We had a family picnic/BBQ on the 4th of July. My FAVORITE part about these things, or any gathering for that matter, are all the dishes that people bring. I always love trying different versions of potato salad, pasta salad, and all the fun desserts. The part I love even more than that is planning what dish(es) I am going to bring to these gatherings. I saw this recipe over at The Seasoned Mom and knew I had to make it.
Once my kids are in bed I love to browse on Pinterest (follow us!) and make a list of all the things I want to make. I’m all about trying to new recipes and finding new favorites.
This, my friends, shot right up to the top of my “most favorites list.” Aside from spending a few minutes chopping up some veggies, it literally takes minutes to throw together this salad and then top it with a olive oil/honey sauce. And, I have to admit that I am a big fan of pretty food. This salad is a pretty one with all those fresh colors!

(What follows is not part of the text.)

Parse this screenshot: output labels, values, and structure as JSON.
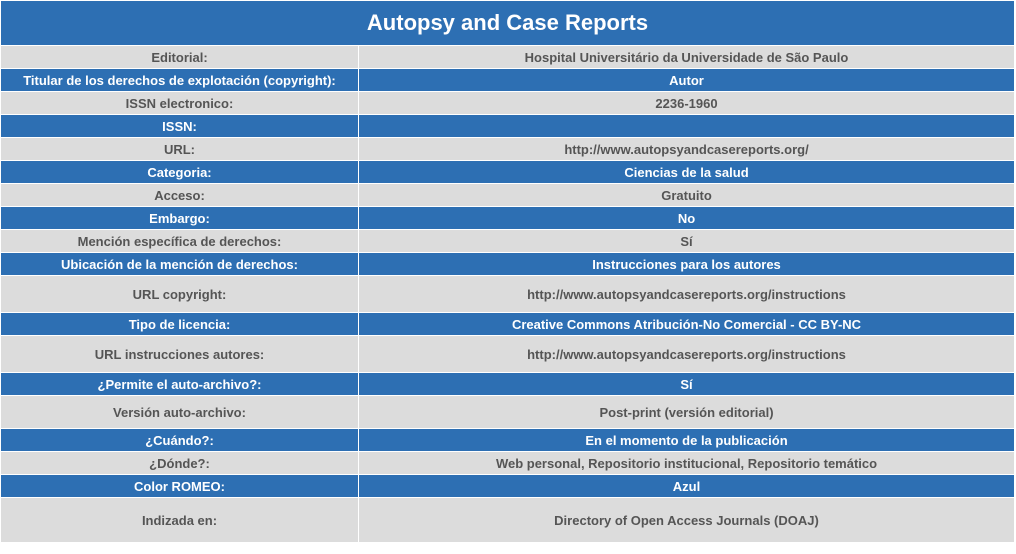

This salad was gone after the BBQ. Which kind of made me sad because I wanted leftovers of it so bad. But, to me, nothing makes me happier than making food that people love. So I was ok with an empty bowl 🙂
Use up your fresh garden vegetables and make this salad. If you don’t have a garden just go buy some or sneak some from your neighbor …… It’s been awhile since we’ve had a successful garden so I know fairly well about buying those summertime garden veggies at the store. This year our garden is doing better so I was able to use a zucchini from it to make this.
Crisp corn, zucchini, cherry tomatoes, bell pepper, and diced red onion tossed together in a sweet sauce of honey and olive oil. This summer vegetable salad is a healthier side dish for all those summer bbq's.

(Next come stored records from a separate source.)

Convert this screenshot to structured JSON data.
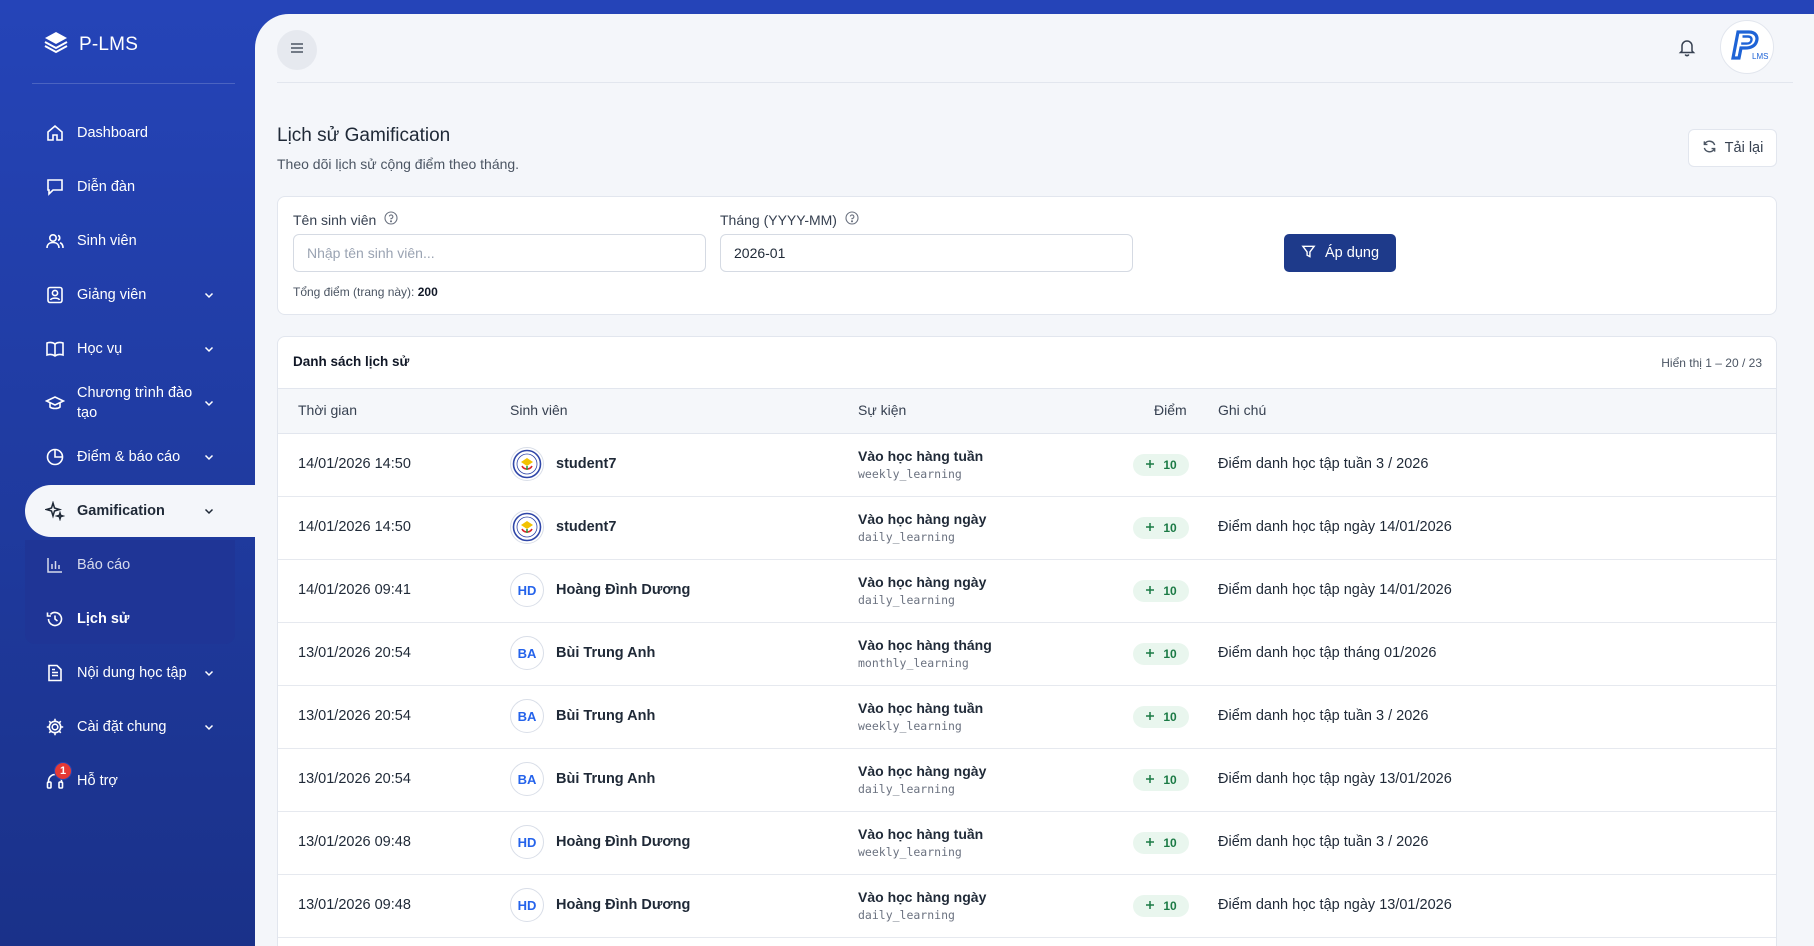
{
  "app": {
    "name": "P-LMS"
  },
  "sidebar": {
    "items": [
      {
        "key": "dashboard",
        "label": "Dashboard",
        "icon": "home-icon"
      },
      {
        "key": "forum",
        "label": "Diễn đàn",
        "icon": "chat-icon"
      },
      {
        "key": "students",
        "label": "Sinh viên",
        "icon": "users-icon"
      },
      {
        "key": "lecturers",
        "label": "Giảng viên",
        "icon": "id-badge-icon"
      },
      {
        "key": "academic",
        "label": "Học vụ",
        "icon": "book-icon"
      },
      {
        "key": "programs",
        "label": "Chương trình đào tạo",
        "icon": "graduation-cap-icon"
      },
      {
        "key": "grades",
        "label": "Điểm & báo cáo",
        "icon": "pie-chart-icon"
      },
      {
        "key": "gamification",
        "label": "Gamification",
        "icon": "sparkles-icon"
      },
      {
        "key": "report",
        "label": "Báo cáo",
        "icon": "bar-chart-icon"
      },
      {
        "key": "history",
        "label": "Lịch sử",
        "icon": "history-icon"
      },
      {
        "key": "content",
        "label": "Nội dung học tập",
        "icon": "document-icon"
      },
      {
        "key": "settings",
        "label": "Cài đặt chung",
        "icon": "gear-icon"
      },
      {
        "key": "support",
        "label": "Hỗ trợ",
        "icon": "headset-icon"
      }
    ],
    "support_badge": "1"
  },
  "header": {
    "title": "Lịch sử Gamification",
    "subtitle": "Theo dõi lịch sử cộng điểm theo tháng.",
    "reload_label": "Tải lại"
  },
  "filters": {
    "student_label": "Tên sinh viên",
    "student_placeholder": "Nhập tên sinh viên...",
    "student_value": "",
    "month_label": "Tháng (YYYY-MM)",
    "month_value": "2026-01",
    "apply_label": "Áp dụng",
    "total_label": "Tổng điểm (trang này):",
    "total_value": "200"
  },
  "table": {
    "title": "Danh sách lịch sử",
    "range": "Hiển thị 1 – 20 / 23",
    "columns": [
      "Thời gian",
      "Sinh viên",
      "Sự kiện",
      "Điểm",
      "Ghi chú"
    ],
    "rows": [
      {
        "time": "14/01/2026 14:50",
        "avatar": "",
        "student": "student7",
        "event": "Vào học hàng tuần",
        "code": "weekly_learning",
        "points": "10",
        "note": "Điểm danh học tập tuần 3 / 2026"
      },
      {
        "time": "14/01/2026 14:50",
        "avatar": "",
        "student": "student7",
        "event": "Vào học hàng ngày",
        "code": "daily_learning",
        "points": "10",
        "note": "Điểm danh học tập ngày 14/01/2026"
      },
      {
        "time": "14/01/2026 09:41",
        "avatar": "HD",
        "student": "Hoàng Đình Dương",
        "event": "Vào học hàng ngày",
        "code": "daily_learning",
        "points": "10",
        "note": "Điểm danh học tập ngày 14/01/2026"
      },
      {
        "time": "13/01/2026 20:54",
        "avatar": "BA",
        "student": "Bùi Trung Anh",
        "event": "Vào học hàng tháng",
        "code": "monthly_learning",
        "points": "10",
        "note": "Điểm danh học tập tháng 01/2026"
      },
      {
        "time": "13/01/2026 20:54",
        "avatar": "BA",
        "student": "Bùi Trung Anh",
        "event": "Vào học hàng tuần",
        "code": "weekly_learning",
        "points": "10",
        "note": "Điểm danh học tập tuần 3 / 2026"
      },
      {
        "time": "13/01/2026 20:54",
        "avatar": "BA",
        "student": "Bùi Trung Anh",
        "event": "Vào học hàng ngày",
        "code": "daily_learning",
        "points": "10",
        "note": "Điểm danh học tập ngày 13/01/2026"
      },
      {
        "time": "13/01/2026 09:48",
        "avatar": "HD",
        "student": "Hoàng Đình Dương",
        "event": "Vào học hàng tuần",
        "code": "weekly_learning",
        "points": "10",
        "note": "Điểm danh học tập tuần 3 / 2026"
      },
      {
        "time": "13/01/2026 09:48",
        "avatar": "HD",
        "student": "Hoàng Đình Dương",
        "event": "Vào học hàng ngày",
        "code": "daily_learning",
        "points": "10",
        "note": "Điểm danh học tập ngày 13/01/2026"
      }
    ]
  },
  "colors": {
    "sidebar": "#2544b8",
    "primary_button": "#1e3a8a",
    "points_bg": "#e9f6ee",
    "points_text": "#1b7a45",
    "badge": "#e53935"
  }
}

- 1 pint cherry or grape tomatoes, cut in half
- 1 bag (16 oz) frozen corn, thawed
- 1/4 cup red onion, finely chopped
- 1 orange bell pepper, chopped small
- 1 large zucchini, chopped
- 2 tablespoons olive oil
- 2 tablespoons honey
- 1 tablespoon white wine vinegar (or white vinegar)
- 1 teaspoon kosher salt
- Combine all chopped vegetables into a large bowl.
- Combine dressing ingredients in a small mixing bowl and whisk together well. Pour over the vegetables and stir to combine.
- Can be eaten right away or put in the fridge for 2-3 hours before serving. I prefer to refrigerate it before serving.
You will want to serve this with a slotted spoon, to drain the excess dressing.